11. The further question that, now, engages our attention is whether in face of the entry, the imposition of penalty on the dealer-assessee is justified under Section 5C(2) of the Act. A somewhat similar question arose in Rajasthan Spinning & Weaving Mills Ltd. v. State of Rajasthan . For the purpose of availing the concessional rate of tax provided in Section 5C(1) of the Act, the conditions mentioned hereinabove are to be fulfilled and if any of the conditions is broken, the dealer who has availed the concession is bound to pay the penalty as prescribed under Section 5C(2). In order to justify the penalty under Section 5C(2), it has to be shown that there has been contravention of the conditions attached to the concession that has been made available to the dealer-assessee under Section 5C(1) of the Act. In the case on hand, as stated above, there is nothing to show that the dealer-assessee has committed any breach of the conditions attached to the concession that was made available to it under Section 5C(1) of the Act for the reason that the registration certificate itself shows that the hydrochloric acid was purchased as raw material for being used for the manufacture of radiators by the dealer-assessee and in this view of the matter, under Section 5C(2) of the Act, the penalty could not be imposed.

12. Mr.
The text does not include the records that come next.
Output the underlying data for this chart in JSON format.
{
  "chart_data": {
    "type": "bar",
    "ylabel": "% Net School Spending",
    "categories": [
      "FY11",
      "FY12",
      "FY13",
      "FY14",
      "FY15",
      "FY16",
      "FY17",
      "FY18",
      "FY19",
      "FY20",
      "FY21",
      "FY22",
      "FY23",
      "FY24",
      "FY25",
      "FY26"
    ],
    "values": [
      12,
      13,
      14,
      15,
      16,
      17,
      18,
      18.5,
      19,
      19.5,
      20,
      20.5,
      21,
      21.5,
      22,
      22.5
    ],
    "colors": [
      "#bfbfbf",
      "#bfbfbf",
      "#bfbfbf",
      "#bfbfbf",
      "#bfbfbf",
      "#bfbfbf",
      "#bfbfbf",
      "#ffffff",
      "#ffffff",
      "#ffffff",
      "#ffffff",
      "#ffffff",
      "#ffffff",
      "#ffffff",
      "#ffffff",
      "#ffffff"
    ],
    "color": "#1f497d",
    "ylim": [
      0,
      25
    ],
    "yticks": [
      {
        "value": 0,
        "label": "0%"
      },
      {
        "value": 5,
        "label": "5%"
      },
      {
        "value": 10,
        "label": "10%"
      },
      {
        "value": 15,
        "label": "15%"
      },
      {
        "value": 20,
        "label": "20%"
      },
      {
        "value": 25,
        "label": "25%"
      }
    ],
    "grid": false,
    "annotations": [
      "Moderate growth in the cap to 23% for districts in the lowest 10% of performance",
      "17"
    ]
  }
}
K.C. Bhandari, learned counsel for the assessing authority, contended before us that hydrochloric acid is not raw material as defined in Section 2(mm) of the Act and so, the dealer-assessee has wrongly availed of the concession under Section 5C(1) of the Act and when such is the case, the penalty could be imposed under Section 5C(2) of the Act. We may straightway mention that this is an inconsistent stand taken by the department.

13. In the first place, the registration certificate, which was issued in form S.T. 4, contains the statement that the hydrochloric acid is raw material for being used for the manufacture of radiators, which, as held above, is binding on the department until and unless the entry in the registration certificate is cancelled or modified in accordance with the procedure laid down under the Act or the Rules framed thereunder. Secondly, even if for arguments sake it is accepted that hydrochloric acid is not raw material, as contended by the learned counsel for the C. T. O., Section 5C(2) will not be attracted, for, it comes into play when any raw material purchased by a registered dealer is utilised by him for any purpose other than the purposes specified therein, then, the dealer-assessee render himself liable to pay penalty in accordance with Section 5C(2) of the Act. When the department itself contends that it is not raw material, one fails to understand as to how the provisions of Section 5C(2) can be attracted. The two contentions raised by the learned counsel for the C. T. 0. are, therefore, devoid of force. It is held that no penalty was leviable under Section 5C(2) of the Act on the dealer-assessee. The view taken by the Deputy Commissioner (Appeals), Commercial Taxes, Jodhpur, the learned single Member of the Board in revision and the Division Bench of the Board in special appeal in their orders dated 17th July, 1975; 6th February, 1980, and 18th June, 1982, respectively is correct.

14. The result is that the application under Section 15(2)(b) of the Act, as substituted by the Amendment Act, has no merit and it is, accordingly, dismissed.

15. In the circumstances, of the case, we leave the parties to bear their own costs of this application.